Working with wood is one of the greatest pleasures in life for some of us. Finding wood to work with in the driest place on earth can be a challenge as so few trees grow here in the Atacama Desert. With wood that I was able to “rescue” from a nearby city park (with permission of course!) I have managed to make three blocks or pulleys to install on the very top of our three masts, critical pieces of equipment as we will need to raise and douse sails quickly through the many storms that we expect to encounter from South America to Australia. I could have installed metal pins and fasteners for added security but that would have compromised my no metal in the raft construction, self-imposed rule. Will they last the whole six month voyage? Only time will tell but I did enjoy the process of making them. I know my Dad would have been proud of my work and he will surely join us in spirit as we glide atop the endless sea, with the ever changing winds propelling us to the other side of the world.
Illuminated by the morning sun in the coastal city of Arica, in Chile’s extreme north, the reed raft Viracocha III features the decoration inspired by the Diaguita Culture on the borders of the central cabin.
The Diaguitas inhabited the territory between the Elqui and Choapa Rivers in what is now northern Chile and Argentina about 1000 years ago. They lived in small villages in which all individuals had specific roles within their social structure.
Their highly developed artistic sense is still well known today. They left traces of their art through the centuries via geometric figures with incredible symmetrical precision, stamped on ceramic vessels and textiles that some how survived the relentless force of nature and the irrational force of the conquering civilizations. Their favorite colors were red, white and black.
Jorge Parra is an experienced seaman from Arica, Chile, in the countries extreme north where we are now building the Viracocha III reed raft. Jorge has worked for many years aboard fishing boats and shellfish launches and has a unique ability to tie knots at lightening speeds. On the Viracocha I and II he was a valuable crew member and was critical in the construction of both those raft’s superstructure. We thank him for his fine craftsmanship and his easy going nature.

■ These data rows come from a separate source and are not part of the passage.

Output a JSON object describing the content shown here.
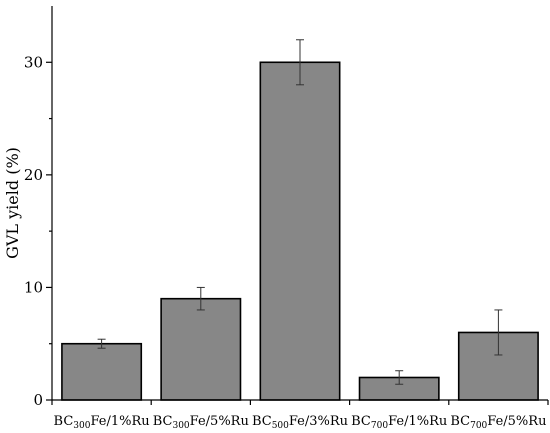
{
  "chart_data": {
    "type": "bar",
    "title": "",
    "xlabel": "",
    "ylabel": "GVL yield (%)",
    "ylim": [
      0,
      35
    ],
    "yticks": [
      0,
      10,
      20,
      30
    ],
    "grid": false,
    "bar_color": "#878787",
    "categories": [
      {
        "prefix": "BC",
        "sub": "300",
        "suffix": "Fe/1%Ru"
      },
      {
        "prefix": "BC",
        "sub": "300",
        "suffix": "Fe/5%Ru"
      },
      {
        "prefix": "BC",
        "sub": "500",
        "suffix": "Fe/3%Ru"
      },
      {
        "prefix": "BC",
        "sub": "700",
        "suffix": "Fe/1%Ru"
      },
      {
        "prefix": "BC",
        "sub": "700",
        "suffix": "Fe/5%Ru"
      }
    ],
    "values": [
      5,
      9,
      30,
      2,
      6
    ],
    "errors": [
      0.4,
      1,
      2,
      0.6,
      2
    ]
  }
}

For the Viracocha III he has logged thousands of more knots which he talks about here in this video clip. Please take the time to check it out!

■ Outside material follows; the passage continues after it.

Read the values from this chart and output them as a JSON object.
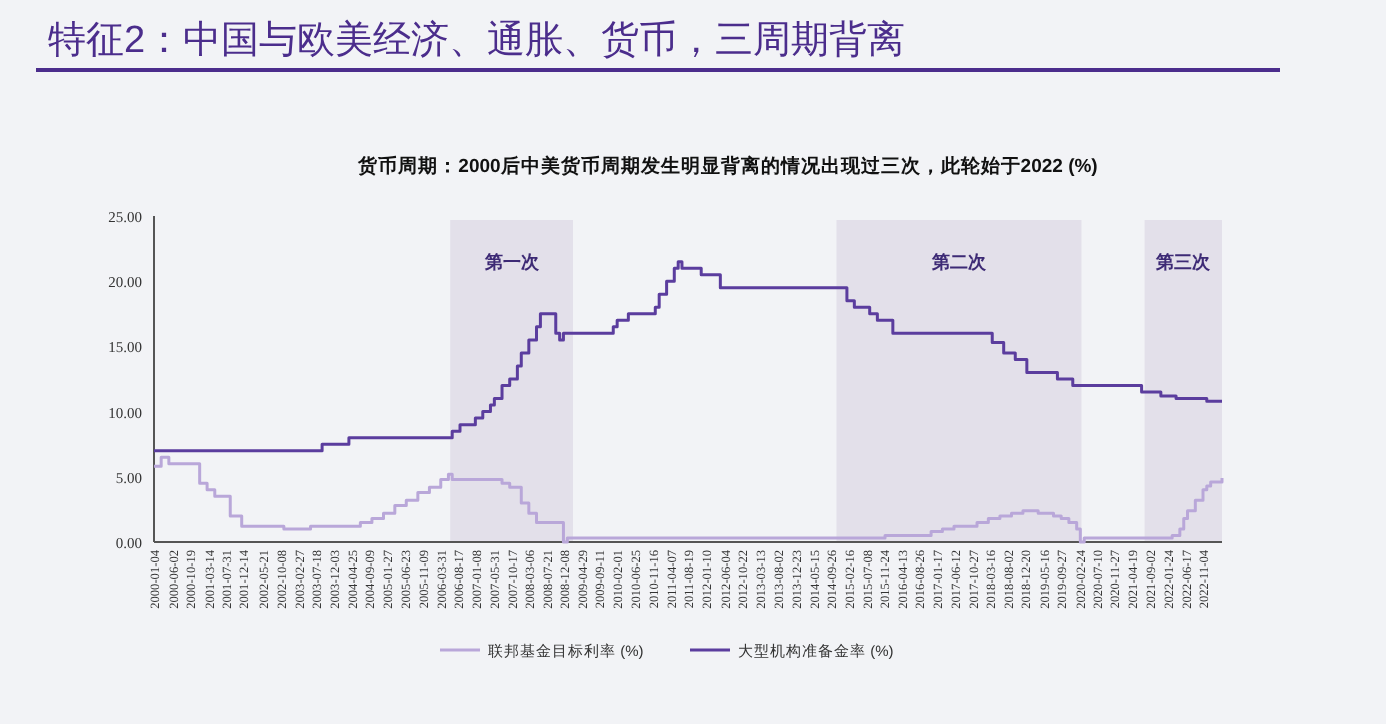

The tightening of the natural fiber sisal ropes on the Viracocha III is a necessity for the success of the expedition and requires the cumulative strength of many crew members. On land, the reeds dry and shrink overtime and the fibrous rope stretches as it dries. The opposite occurs at sea, reeds expand with the absorption of water and rope shrinks resulting in an amazingly rigid the hull
We have been working on the hull for two years and we will to continue to do so right up until launch day. It has been a very exhaustive process that is nearly coming to the end….. a long journey from the lofty Andes mountains to the sea.